Un strict documentaire, émotionnellement très fort
Si Marco allait devenir dès ses débuts un réalisateur important, son jumeau n’aurait eu aucun problème à entamer une carrière devant la caméra. Plutôt que de s’aventurer sur les sentiers de la fiction autobiographique, son premier choix, Bellocchio fait de Marx può aspettare un strict documentaire, émotionnellement très fort, qui tourne à l’analyse et à la confession collectives où, l’un après l’autre, chaque membre de la fratrie livre ses souvenirs, ses secrets, ses réflexions sur la vie et la mort de ce frère incompris, avec une lucidité et un recul sidérants.
Un documentaire, émotionnellement très fort, qui tourne à la confession collective sur la vie et la mort d’un frère incompris
La famille, la religion et la politique sont, dans le cinéma de Marco Bellocchio, une sainte trinité d’où naît la confrontation entre les êtres (voire, dans certains cas, la confrontation intérieure de ses personnages inadaptés à la société) et, par extension, la violence. Trois éléments fondamentaux qui ne pouvaient être que réunis une fois de plus dans Marx può aspettare, œuvre la plus personnelle de son auteur et qui apparaît comme une admirable porte d’entrée à sa filmographie.
En attestent les nombreux renvois que Bellocchio fait à ses propres films, en particulier I pugni in tasca et Gli occhi, la bocca (1982), deux films dans lesquels l’acteur suédois Lou Castel interprète un alter ego de Camillo, dans le premier comme un feu follet, dans l’autre comme le jumeau suicidé du protagoniste (que Castel joue également). Un geste artistique simple et intime par lequel Marco Bellocchio fait coexister son cinéma et l’histoire familiale, pour une mise en exergue de la dimension autobiographique de son œuvre.
Le temps libère les pensées, et il est impressionnant de voir à quel point les Bellocchio, qui ont tous, chacun à leur manière, une présence imposante, gardent encore Camillo présent avec eux.
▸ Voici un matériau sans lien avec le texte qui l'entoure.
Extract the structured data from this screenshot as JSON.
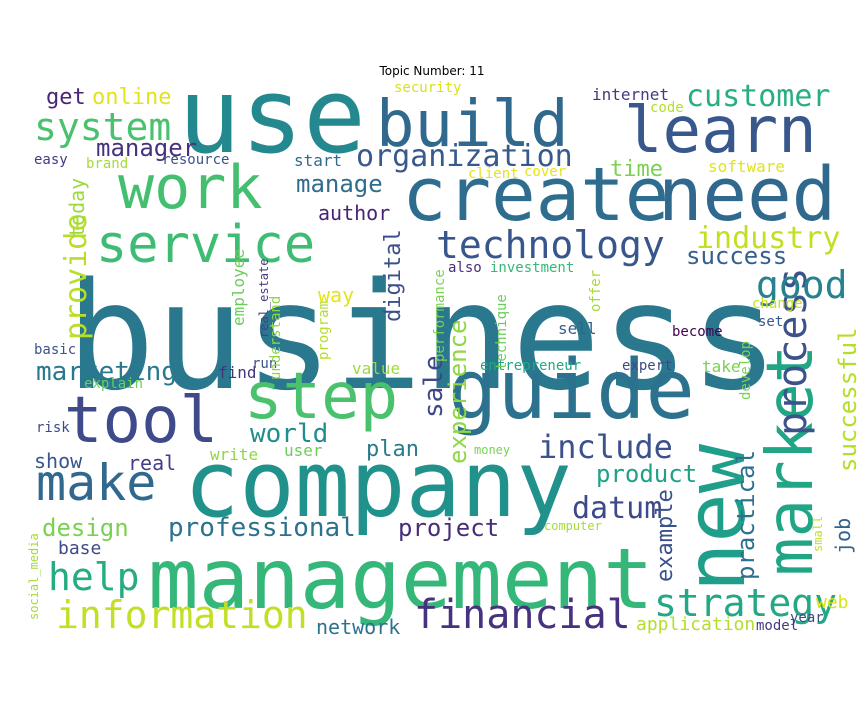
{
  "title": "Topic Number: 11",
  "words": [
    {
      "text": "business",
      "color": "#2a788e"
    },
    {
      "text": "use",
      "color": "#23898e"
    },
    {
      "text": "management",
      "color": "#35b779"
    },
    {
      "text": "company",
      "color": "#21918c"
    },
    {
      "text": "guide",
      "color": "#2c728e"
    },
    {
      "text": "create",
      "color": "#2e6d8e"
    },
    {
      "text": "need",
      "color": "#31688e"
    },
    {
      "text": "build",
      "color": "#31688e"
    },
    {
      "text": "learn",
      "color": "#38588c"
    },
    {
      "text": "work",
      "color": "#44bf70"
    },
    {
      "text": "tool",
      "color": "#3e4a89"
    },
    {
      "text": "step",
      "color": "#4ac16d"
    },
    {
      "text": "new",
      "color": "#1f9e89"
    },
    {
      "text": "market",
      "color": "#21a685"
    },
    {
      "text": "service",
      "color": "#3fbc73"
    },
    {
      "text": "make",
      "color": "#31688e"
    },
    {
      "text": "technology",
      "color": "#39568c"
    },
    {
      "text": "financial",
      "color": "#46327e"
    },
    {
      "text": "information",
      "color": "#c2df23"
    },
    {
      "text": "help",
      "color": "#25ac82"
    },
    {
      "text": "strategy",
      "color": "#22a884"
    },
    {
      "text": "process",
      "color": "#3b528b"
    },
    {
      "text": "system",
      "color": "#4ac16d"
    },
    {
      "text": "organization",
      "color": "#38598c"
    },
    {
      "text": "customer",
      "color": "#29af7f"
    },
    {
      "text": "good",
      "color": "#26828e"
    },
    {
      "text": "industry",
      "color": "#c2df23"
    },
    {
      "text": "provide",
      "color": "#b8de29"
    },
    {
      "text": "include",
      "color": "#3b528b"
    },
    {
      "text": "datum",
      "color": "#3e4989"
    },
    {
      "text": "professional",
      "color": "#2c728e"
    },
    {
      "text": "marketing",
      "color": "#2a788e"
    },
    {
      "text": "world",
      "color": "#228d8d"
    },
    {
      "text": "design",
      "color": "#7ad151"
    },
    {
      "text": "sale",
      "color": "#3f4788"
    },
    {
      "text": "success",
      "color": "#355f8d"
    },
    {
      "text": "project",
      "color": "#472d7b"
    },
    {
      "text": "product",
      "color": "#1fa187"
    },
    {
      "text": "manage",
      "color": "#2f6c8e"
    },
    {
      "text": "manager",
      "color": "#46337e"
    },
    {
      "text": "experience",
      "color": "#8fd744"
    },
    {
      "text": "practical",
      "color": "#2d708e"
    },
    {
      "text": "example",
      "color": "#3b518b"
    },
    {
      "text": "successful",
      "color": "#b5de2b"
    },
    {
      "text": "network",
      "color": "#2c728e"
    },
    {
      "text": "application",
      "color": "#b5de2b"
    },
    {
      "text": "author",
      "color": "#482374"
    },
    {
      "text": "plan",
      "color": "#287c8e"
    },
    {
      "text": "job",
      "color": "#33638d"
    },
    {
      "text": "online",
      "color": "#e1e41d"
    },
    {
      "text": "get",
      "color": "#482576"
    },
    {
      "text": "time",
      "color": "#7ad151"
    },
    {
      "text": "today",
      "color": "#9bd93c"
    },
    {
      "text": "way",
      "color": "#e5e419"
    },
    {
      "text": "digital",
      "color": "#3c4f8a"
    },
    {
      "text": "real",
      "color": "#433e85"
    },
    {
      "text": "show",
      "color": "#39558c"
    },
    {
      "text": "base",
      "color": "#3e4a89"
    },
    {
      "text": "web",
      "color": "#d8e219"
    },
    {
      "text": "internet",
      "color": "#443983"
    },
    {
      "text": "software",
      "color": "#e1e41d"
    },
    {
      "text": "sell",
      "color": "#34608d"
    },
    {
      "text": "take",
      "color": "#7ad151"
    },
    {
      "text": "value",
      "color": "#9bd93c"
    },
    {
      "text": "write",
      "color": "#8fd744"
    },
    {
      "text": "find",
      "color": "#46337e"
    },
    {
      "text": "user",
      "color": "#6ccd5a"
    },
    {
      "text": "run",
      "color": "#3b528b"
    },
    {
      "text": "start",
      "color": "#2f6b8e"
    },
    {
      "text": "entrepreneur",
      "color": "#22a884"
    },
    {
      "text": "expert",
      "color": "#3e4989"
    },
    {
      "text": "develop",
      "color": "#7ad151"
    },
    {
      "text": "set",
      "color": "#38598c"
    },
    {
      "text": "become",
      "color": "#440154"
    },
    {
      "text": "change",
      "color": "#c8e020"
    },
    {
      "text": "offer",
      "color": "#a5db36"
    },
    {
      "text": "investment",
      "color": "#35b779"
    },
    {
      "text": "technique",
      "color": "#6ccd5a"
    },
    {
      "text": "performance",
      "color": "#7ad151"
    },
    {
      "text": "program",
      "color": "#b5de2b"
    },
    {
      "text": "understand",
      "color": "#8fd744"
    },
    {
      "text": "real_estate",
      "color": "#433e85"
    },
    {
      "text": "employee",
      "color": "#6ccd5a"
    },
    {
      "text": "explain",
      "color": "#6ccd5a"
    },
    {
      "text": "basic",
      "color": "#3b528b"
    },
    {
      "text": "risk",
      "color": "#3e4a89"
    },
    {
      "text": "money",
      "color": "#7ad151"
    },
    {
      "text": "computer",
      "color": "#a5db36"
    },
    {
      "text": "small",
      "color": "#c2df23"
    },
    {
      "text": "year",
      "color": "#3e4a89"
    },
    {
      "text": "model",
      "color": "#443983"
    },
    {
      "text": "social_media",
      "color": "#a5db36"
    },
    {
      "text": "security",
      "color": "#d8e219"
    },
    {
      "text": "code",
      "color": "#b5de2b"
    },
    {
      "text": "client",
      "color": "#e1e41d"
    },
    {
      "text": "cover",
      "color": "#e5e419"
    },
    {
      "text": "easy",
      "color": "#443983"
    },
    {
      "text": "brand",
      "color": "#a5db36"
    },
    {
      "text": "resource",
      "color": "#3b528b"
    },
    {
      "text": "also",
      "color": "#472d7b"
    }
  ]
}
Pour Marco comme pour les autres – l’écrivain Piergiorgio, l’aîné, qui a découvert, puis détruit, la lettre de suicide de Camillo; Letizia, la sœur atteinte de surdité, qui a trouvé le corps; Alberto, le syndicaliste, qui rappelle à Marco l’existence d’une lettre que Camillo lui avait adressée et qui lui apparaît aujourd’hui comme un signal d’alarme –, on réfléchit à la façon dont chacun a géré le suicide d’un frère, dont tous ignoraient la faiblesse, l’impression d’avoir échoué partout «même en amour» et d’être mal considéré au sein d’une fratrie qui avait déjà son intellectuel et son artiste.
Une oeuvre immense sur la survie
Sous des airs de petit film ultrapersonnel, Marco Bellocchio signe une œuvre immense sur la survie – à la fois pour Camillo, qui a vécu toute sa courte vie comme une bataille continue, et pour le reste des frères et sœurs Bellocchio, qui ont dû apprendre, chacun à sa façon, à concevoir l’après – et sur le sens de la faute, partagé avec plus ou moins d’intensité par toute la fratrie. Un film dans lequel le réalisateur se montre fort dans ses réflexions et vulnérable dans ses souvenirs.
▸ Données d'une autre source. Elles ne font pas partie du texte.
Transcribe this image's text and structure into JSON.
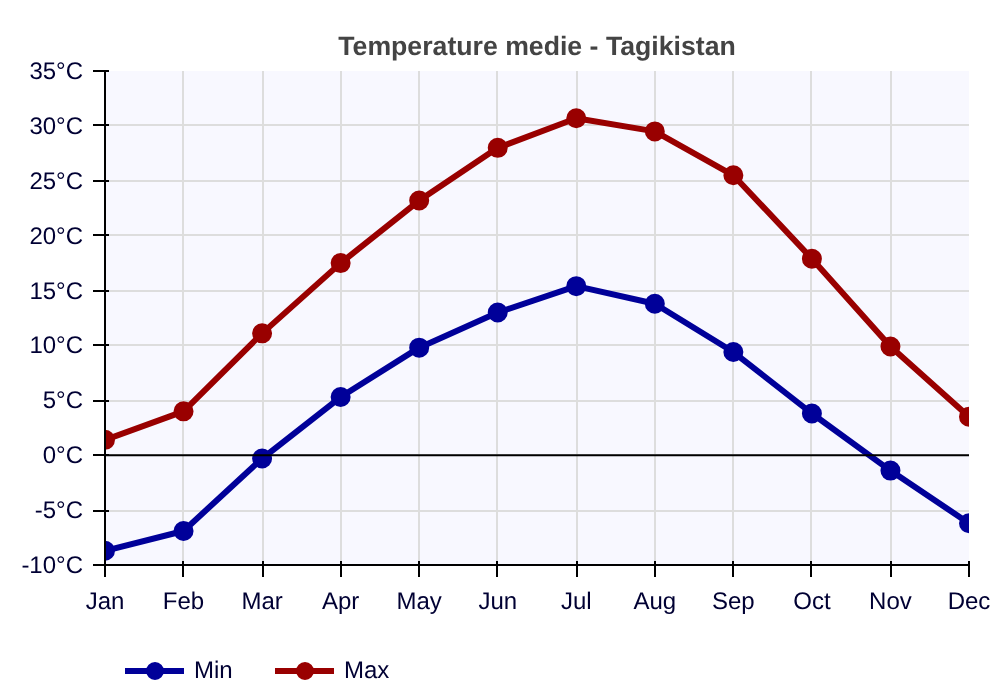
{
  "chart_data": {
    "type": "line",
    "title": "Temperature medie - Tagikistan",
    "categories": [
      "Jan",
      "Feb",
      "Mar",
      "Apr",
      "May",
      "Jun",
      "Jul",
      "Aug",
      "Sep",
      "Oct",
      "Nov",
      "Dec"
    ],
    "series": [
      {
        "name": "Min",
        "color": "#000099",
        "values": [
          -8.7,
          -6.9,
          -0.3,
          5.3,
          9.8,
          13.0,
          15.4,
          13.8,
          9.4,
          3.8,
          -1.4,
          -6.2
        ]
      },
      {
        "name": "Max",
        "color": "#990000",
        "values": [
          1.4,
          4.0,
          11.1,
          17.5,
          23.2,
          28.0,
          30.7,
          29.5,
          25.5,
          17.9,
          9.9,
          3.5
        ]
      }
    ],
    "ylim": [
      -10,
      35
    ],
    "yticks": [
      {
        "value": -10,
        "label": "-10°C"
      },
      {
        "value": -5,
        "label": "-5°C"
      },
      {
        "value": 0,
        "label": "0°C"
      },
      {
        "value": 5,
        "label": "5°C"
      },
      {
        "value": 10,
        "label": "10°C"
      },
      {
        "value": 15,
        "label": "15°C"
      },
      {
        "value": 20,
        "label": "20°C"
      },
      {
        "value": 25,
        "label": "25°C"
      },
      {
        "value": 30,
        "label": "30°C"
      },
      {
        "value": 35,
        "label": "35°C"
      }
    ],
    "ref_lines": [
      {
        "axis": "y",
        "value": 0,
        "color": "#000000"
      }
    ],
    "grid": true,
    "legend": "bottom left",
    "marker": "circle",
    "line_style": "solid"
  }
}
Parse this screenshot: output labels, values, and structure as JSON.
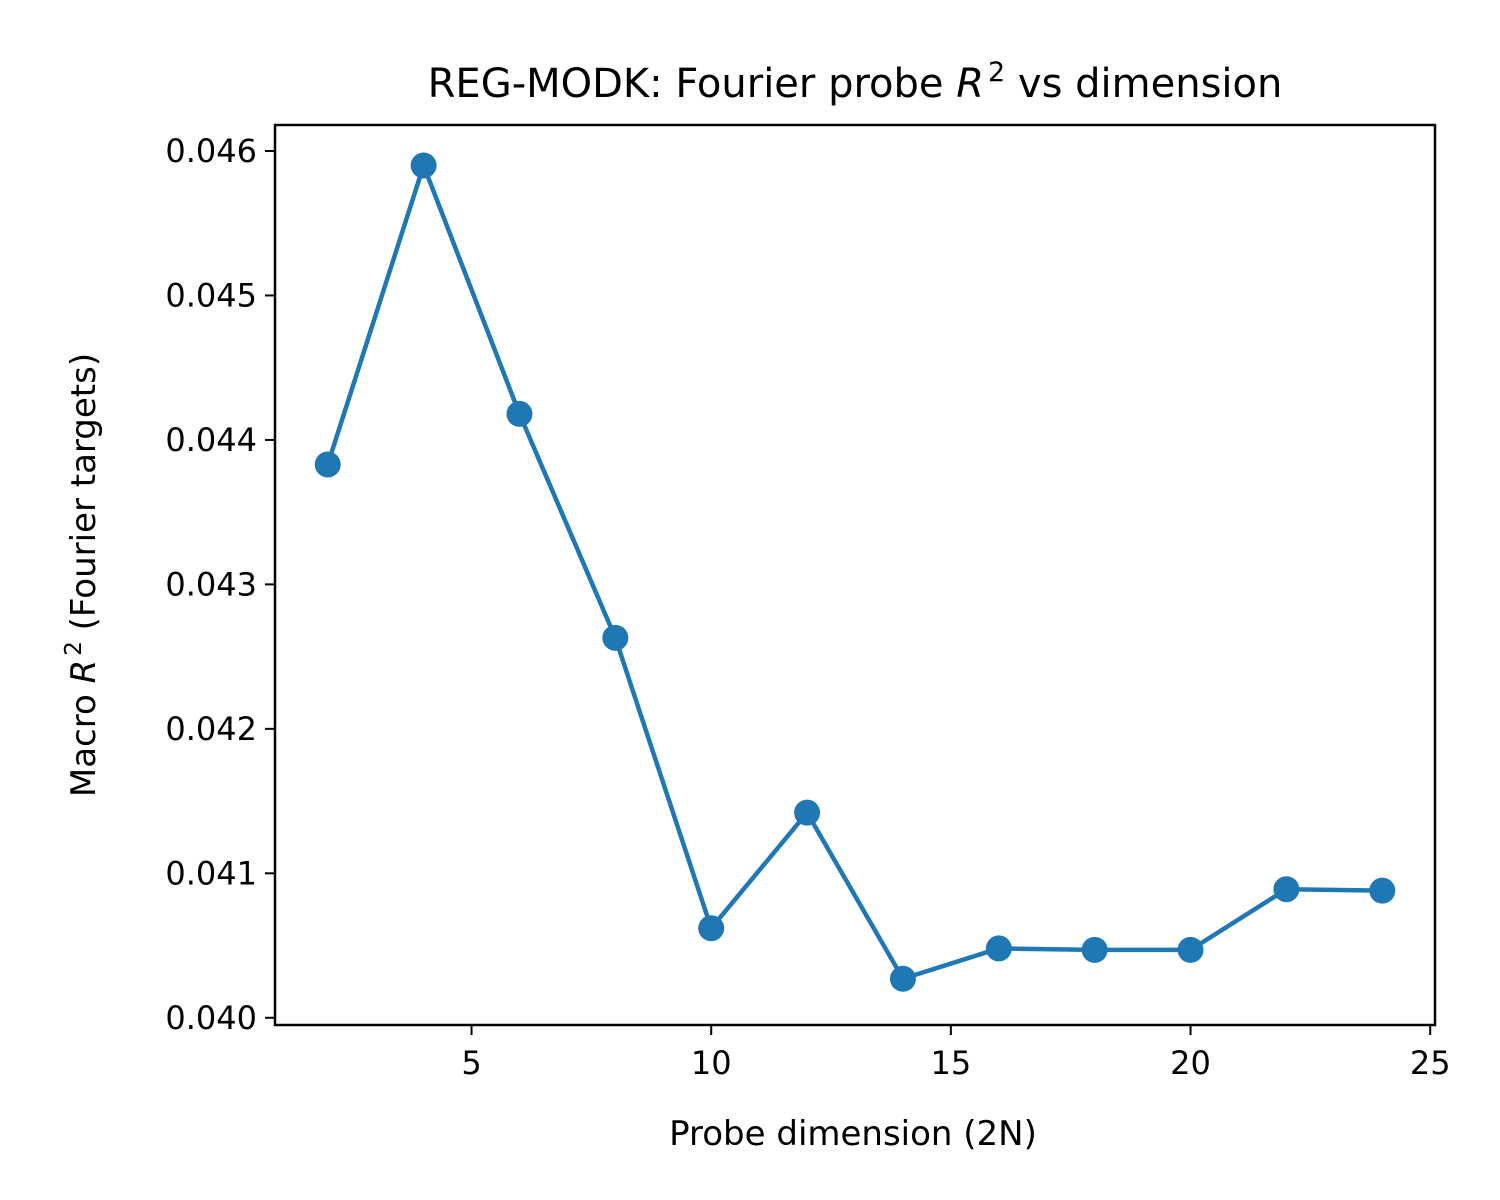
{
  "chart_data": {
    "type": "line",
    "title": "REG-MODK: Fourier probe R² vs dimension",
    "title_parts": {
      "prefix": "REG-MODK: Fourier probe ",
      "var": "R",
      "sup": "2",
      "suffix": " vs dimension"
    },
    "xlabel": "Probe dimension (2N)",
    "ylabel": "Macro R² (Fourier targets)",
    "ylabel_parts": {
      "prefix": "Macro ",
      "var": "R",
      "sup": "2",
      "suffix": " (Fourier targets)"
    },
    "xlim": [
      0.9,
      25.1
    ],
    "ylim": [
      0.03995,
      0.04618
    ],
    "xticks": [
      5,
      10,
      15,
      20,
      25
    ],
    "xtick_labels": [
      "5",
      "10",
      "15",
      "20",
      "25"
    ],
    "yticks": [
      0.04,
      0.041,
      0.042,
      0.043,
      0.044,
      0.045,
      0.046
    ],
    "ytick_labels": [
      "0.040",
      "0.041",
      "0.042",
      "0.043",
      "0.044",
      "0.045",
      "0.046"
    ],
    "grid": false,
    "color": "#1f77b4",
    "series": [
      {
        "x": [
          2,
          4,
          6,
          8,
          10,
          12,
          14,
          16,
          18,
          20,
          22,
          24
        ],
        "y": [
          0.04383,
          0.0459,
          0.04418,
          0.04263,
          0.04062,
          0.04142,
          0.04027,
          0.04048,
          0.04047,
          0.04047,
          0.04089,
          0.04088
        ]
      }
    ]
  }
}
À l’image du petit récit qu’il fait du dernier échange avec son frère et qui lui fait prendre conscience, plus de 50 ans après sa mort, du mal profond que vivait Camillo : après les révoltes étudiantes, Marco Bellocchio dit à son jumeau en détresse qu’il pourra trouver une forme d’identité et de salut dans l’engagement politique. Camillo lui répond ces trois mots, les derniers qu’il dira à Marco : «Marx peut attendre.»
Marx può aspettare de Marco Bellocchio. Genre documentaire. Durée 1 h 30. À voir sur Sooner.